As a wounded Iraq veteran herself, Duckworth has been an outspoken defender of the U.S. military. She spoke as part of a CNN report stating that the first wave of aspiring Central American immigrants seeking U.S. asylum as part of what President Trump has called a “caravan” arrived this week at a border crossing in Tijuana.
Trump boasted at a campaign rally at Southern Illinois Airport shortly before the midterm election that he’d be sending troops to defend the border against the undocumented immigrants, but the CNN report pointed out he deployed them to the eastern end of the U.S.-Mexico border at the southern tip of Texas, while those seeking asylum this week arrived at the western end on California’s southern border.

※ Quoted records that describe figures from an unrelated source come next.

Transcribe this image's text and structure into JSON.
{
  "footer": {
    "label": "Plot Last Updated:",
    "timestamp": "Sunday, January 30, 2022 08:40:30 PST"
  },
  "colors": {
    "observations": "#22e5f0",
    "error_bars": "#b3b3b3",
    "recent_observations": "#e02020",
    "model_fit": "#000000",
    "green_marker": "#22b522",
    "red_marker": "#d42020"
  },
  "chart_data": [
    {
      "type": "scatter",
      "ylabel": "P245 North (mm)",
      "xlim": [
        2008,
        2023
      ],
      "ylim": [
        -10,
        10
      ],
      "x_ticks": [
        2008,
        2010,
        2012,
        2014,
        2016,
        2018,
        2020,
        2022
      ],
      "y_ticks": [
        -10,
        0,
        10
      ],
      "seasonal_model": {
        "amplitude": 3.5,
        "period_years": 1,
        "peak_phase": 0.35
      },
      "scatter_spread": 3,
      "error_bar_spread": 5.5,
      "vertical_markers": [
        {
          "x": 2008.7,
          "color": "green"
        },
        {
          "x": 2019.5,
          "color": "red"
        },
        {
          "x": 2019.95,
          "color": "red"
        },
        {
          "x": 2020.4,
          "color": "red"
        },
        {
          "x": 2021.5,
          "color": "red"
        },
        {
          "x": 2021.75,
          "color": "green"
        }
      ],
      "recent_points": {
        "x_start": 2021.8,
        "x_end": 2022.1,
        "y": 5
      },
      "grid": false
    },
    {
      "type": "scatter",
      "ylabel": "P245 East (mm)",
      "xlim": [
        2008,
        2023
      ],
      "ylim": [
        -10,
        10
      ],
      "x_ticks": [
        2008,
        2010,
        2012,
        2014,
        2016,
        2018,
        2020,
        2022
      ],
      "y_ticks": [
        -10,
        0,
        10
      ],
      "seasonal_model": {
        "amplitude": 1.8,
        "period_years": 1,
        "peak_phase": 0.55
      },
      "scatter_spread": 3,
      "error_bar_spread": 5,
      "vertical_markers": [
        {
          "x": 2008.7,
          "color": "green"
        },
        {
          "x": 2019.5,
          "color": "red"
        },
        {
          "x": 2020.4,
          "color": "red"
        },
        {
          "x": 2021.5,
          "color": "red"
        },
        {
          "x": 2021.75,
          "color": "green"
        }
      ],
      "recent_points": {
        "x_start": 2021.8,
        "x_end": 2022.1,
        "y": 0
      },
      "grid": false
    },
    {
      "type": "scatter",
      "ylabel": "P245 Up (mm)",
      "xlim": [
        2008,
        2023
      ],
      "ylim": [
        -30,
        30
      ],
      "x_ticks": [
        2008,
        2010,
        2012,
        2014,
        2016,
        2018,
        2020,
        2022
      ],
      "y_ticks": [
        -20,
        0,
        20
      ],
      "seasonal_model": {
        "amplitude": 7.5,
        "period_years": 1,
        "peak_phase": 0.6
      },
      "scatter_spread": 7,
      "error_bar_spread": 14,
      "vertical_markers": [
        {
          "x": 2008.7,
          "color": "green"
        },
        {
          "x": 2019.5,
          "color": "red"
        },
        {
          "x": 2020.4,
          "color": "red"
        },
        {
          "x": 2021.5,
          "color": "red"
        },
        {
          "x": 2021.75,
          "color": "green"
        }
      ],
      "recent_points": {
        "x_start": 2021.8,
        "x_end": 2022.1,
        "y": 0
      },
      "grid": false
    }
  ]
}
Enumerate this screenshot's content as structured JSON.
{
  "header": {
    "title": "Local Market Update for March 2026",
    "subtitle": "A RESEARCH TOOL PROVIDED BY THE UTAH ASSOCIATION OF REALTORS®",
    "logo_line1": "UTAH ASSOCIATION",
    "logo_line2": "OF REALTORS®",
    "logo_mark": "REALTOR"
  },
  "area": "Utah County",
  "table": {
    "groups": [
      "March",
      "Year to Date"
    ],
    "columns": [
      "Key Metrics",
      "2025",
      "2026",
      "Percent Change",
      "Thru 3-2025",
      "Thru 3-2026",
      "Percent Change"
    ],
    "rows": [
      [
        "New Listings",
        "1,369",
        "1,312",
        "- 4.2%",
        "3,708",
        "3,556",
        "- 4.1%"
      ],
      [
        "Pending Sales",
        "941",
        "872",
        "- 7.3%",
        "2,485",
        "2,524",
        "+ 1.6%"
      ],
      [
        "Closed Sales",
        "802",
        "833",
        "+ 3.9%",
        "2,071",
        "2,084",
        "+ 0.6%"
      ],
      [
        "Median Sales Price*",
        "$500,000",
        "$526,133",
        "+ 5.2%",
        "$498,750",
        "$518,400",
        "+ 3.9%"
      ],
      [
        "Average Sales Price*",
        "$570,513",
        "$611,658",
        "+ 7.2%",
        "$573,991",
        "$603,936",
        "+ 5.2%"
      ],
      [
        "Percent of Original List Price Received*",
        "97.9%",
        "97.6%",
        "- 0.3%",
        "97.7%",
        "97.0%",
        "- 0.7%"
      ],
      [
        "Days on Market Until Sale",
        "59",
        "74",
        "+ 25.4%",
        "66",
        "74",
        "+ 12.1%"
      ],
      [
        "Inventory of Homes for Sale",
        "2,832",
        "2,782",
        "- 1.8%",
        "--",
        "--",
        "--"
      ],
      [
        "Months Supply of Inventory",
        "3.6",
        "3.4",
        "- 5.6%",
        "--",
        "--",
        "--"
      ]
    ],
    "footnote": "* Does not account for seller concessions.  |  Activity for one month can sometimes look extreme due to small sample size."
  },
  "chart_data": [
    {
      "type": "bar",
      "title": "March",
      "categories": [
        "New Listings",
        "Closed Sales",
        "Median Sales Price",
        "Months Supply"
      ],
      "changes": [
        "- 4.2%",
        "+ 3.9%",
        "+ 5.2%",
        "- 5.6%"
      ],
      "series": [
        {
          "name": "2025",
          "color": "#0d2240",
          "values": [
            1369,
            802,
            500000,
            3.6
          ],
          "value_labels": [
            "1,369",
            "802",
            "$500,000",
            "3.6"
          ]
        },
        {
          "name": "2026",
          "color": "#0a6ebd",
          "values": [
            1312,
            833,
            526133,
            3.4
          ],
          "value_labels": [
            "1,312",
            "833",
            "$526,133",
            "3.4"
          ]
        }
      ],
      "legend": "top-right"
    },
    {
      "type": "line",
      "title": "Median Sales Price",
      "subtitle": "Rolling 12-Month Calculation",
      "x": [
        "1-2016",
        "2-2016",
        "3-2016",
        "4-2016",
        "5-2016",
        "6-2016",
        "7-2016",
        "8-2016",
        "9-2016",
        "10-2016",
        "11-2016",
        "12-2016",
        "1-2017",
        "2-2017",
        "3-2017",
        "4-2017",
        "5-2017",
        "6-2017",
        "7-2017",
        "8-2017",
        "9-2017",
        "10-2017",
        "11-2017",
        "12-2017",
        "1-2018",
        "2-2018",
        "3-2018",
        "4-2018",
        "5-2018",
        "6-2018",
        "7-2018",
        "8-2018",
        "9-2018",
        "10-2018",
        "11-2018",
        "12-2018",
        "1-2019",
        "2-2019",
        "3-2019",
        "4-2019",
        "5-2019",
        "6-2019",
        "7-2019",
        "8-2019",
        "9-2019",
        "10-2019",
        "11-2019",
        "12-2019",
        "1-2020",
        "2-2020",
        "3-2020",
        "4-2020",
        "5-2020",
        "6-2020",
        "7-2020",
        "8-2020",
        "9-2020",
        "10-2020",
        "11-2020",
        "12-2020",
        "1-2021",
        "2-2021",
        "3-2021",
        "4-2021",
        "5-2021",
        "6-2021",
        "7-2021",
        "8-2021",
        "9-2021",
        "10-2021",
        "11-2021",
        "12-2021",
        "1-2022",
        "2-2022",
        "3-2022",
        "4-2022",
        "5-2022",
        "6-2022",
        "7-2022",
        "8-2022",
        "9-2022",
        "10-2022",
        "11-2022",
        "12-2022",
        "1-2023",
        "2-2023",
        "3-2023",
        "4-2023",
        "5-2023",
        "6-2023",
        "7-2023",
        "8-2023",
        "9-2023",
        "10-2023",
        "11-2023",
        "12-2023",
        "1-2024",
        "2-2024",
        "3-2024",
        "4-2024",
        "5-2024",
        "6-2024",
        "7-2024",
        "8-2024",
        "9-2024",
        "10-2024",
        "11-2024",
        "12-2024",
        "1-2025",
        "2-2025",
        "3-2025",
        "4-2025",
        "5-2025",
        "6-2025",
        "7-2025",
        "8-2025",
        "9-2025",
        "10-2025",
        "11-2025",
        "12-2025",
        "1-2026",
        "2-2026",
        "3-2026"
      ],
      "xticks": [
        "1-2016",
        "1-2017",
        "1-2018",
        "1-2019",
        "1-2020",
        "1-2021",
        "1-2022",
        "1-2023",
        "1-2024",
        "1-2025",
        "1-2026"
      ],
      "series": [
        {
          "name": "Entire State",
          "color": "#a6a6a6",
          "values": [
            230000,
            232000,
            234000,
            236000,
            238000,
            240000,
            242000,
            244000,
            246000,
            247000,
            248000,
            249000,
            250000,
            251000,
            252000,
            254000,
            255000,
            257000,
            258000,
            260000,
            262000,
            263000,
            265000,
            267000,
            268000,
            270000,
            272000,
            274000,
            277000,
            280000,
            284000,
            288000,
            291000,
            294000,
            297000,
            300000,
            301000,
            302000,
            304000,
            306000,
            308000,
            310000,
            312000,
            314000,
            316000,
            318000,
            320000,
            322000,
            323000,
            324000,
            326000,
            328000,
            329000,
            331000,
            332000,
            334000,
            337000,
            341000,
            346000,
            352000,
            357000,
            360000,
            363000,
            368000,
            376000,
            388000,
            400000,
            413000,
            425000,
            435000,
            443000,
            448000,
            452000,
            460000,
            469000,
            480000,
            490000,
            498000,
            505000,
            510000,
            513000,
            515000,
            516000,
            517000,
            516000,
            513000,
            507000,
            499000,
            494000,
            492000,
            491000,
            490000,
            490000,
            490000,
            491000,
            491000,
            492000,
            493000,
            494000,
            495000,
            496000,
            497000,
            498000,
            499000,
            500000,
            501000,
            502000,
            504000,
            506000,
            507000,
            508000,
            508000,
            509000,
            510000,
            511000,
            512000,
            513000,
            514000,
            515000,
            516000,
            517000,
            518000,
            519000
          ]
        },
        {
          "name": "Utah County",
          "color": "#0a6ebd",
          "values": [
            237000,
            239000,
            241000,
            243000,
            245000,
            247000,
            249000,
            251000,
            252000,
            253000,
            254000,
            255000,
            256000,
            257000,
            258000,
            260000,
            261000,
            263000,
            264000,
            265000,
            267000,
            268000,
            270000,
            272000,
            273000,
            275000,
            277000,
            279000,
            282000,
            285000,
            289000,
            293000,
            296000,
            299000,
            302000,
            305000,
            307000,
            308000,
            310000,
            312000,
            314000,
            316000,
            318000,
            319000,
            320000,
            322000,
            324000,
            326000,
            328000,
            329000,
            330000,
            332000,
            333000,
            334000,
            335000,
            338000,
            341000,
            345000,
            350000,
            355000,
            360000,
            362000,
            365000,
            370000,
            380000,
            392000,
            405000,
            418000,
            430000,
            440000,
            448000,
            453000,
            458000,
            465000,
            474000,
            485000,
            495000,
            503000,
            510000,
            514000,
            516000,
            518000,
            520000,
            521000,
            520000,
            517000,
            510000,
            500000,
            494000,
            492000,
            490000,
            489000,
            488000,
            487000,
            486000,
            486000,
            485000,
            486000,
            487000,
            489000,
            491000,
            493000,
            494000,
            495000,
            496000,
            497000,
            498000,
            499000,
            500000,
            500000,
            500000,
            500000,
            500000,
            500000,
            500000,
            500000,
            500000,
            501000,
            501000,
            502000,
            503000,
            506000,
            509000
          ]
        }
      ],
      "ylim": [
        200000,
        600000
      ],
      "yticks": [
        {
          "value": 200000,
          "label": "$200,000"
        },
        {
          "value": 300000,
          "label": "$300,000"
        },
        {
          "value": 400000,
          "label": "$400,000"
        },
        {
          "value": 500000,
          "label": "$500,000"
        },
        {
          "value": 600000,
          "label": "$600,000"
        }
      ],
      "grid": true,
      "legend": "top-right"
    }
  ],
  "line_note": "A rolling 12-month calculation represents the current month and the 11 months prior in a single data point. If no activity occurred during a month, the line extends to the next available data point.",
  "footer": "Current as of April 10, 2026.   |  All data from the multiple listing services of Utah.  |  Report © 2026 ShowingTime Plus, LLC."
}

“There’s no real mission for the troops there,” Duckworth said of the deployment. “And this is at the cost of, I’m hearing figures as high as $200 million.”
Duckworth pointed out that, by law, the troops are not allowed to engage in U.S. law enforcement, including securing the border against aspiring immigrants.
“They’re basically sitting out in the desert building fences and latrines for each other, eating (Meals Ready to Eat) with no real mission,” Duckworth added. “It’s a real waste of resources, and it is a real misuse of our brave men and women in uniform.
“And they’ll be there over Thanksgiving, away from their families.”
U.S. Defense Secretary Jim “Mad Dog” Mattis visited troops in Texas on Wednesday and insisted the deployment was “absolutely legal,” calling it “a moral and ethical mission to support our border patrolmen.” He counseled troops to ignore news reports, “because if you read all that stuff, you know, you’ll go nuts.”
Duckworth added, on a related matter, that more than 80,000 U.S. vets under the G.I. Bill have had housing payments jeopardized by a computer glitch that has proved hard to solve. “It is shameful,” she said, blaming “incompetence from the Trump administration.”
Early this week, Duckworth marked Veterans Day on the day before the 14th anniversary of her “Alive Day,” the day her helicopter was shot down in Iraq, resulting in the loss of her legs. Pointing out the “Alive Day” usage is from Vietnam veterans, she said, “It’s my gut-check. It’s my moral compass,” as she uses it to inspire herself to earn the life spared by her military colleagues and surgeons.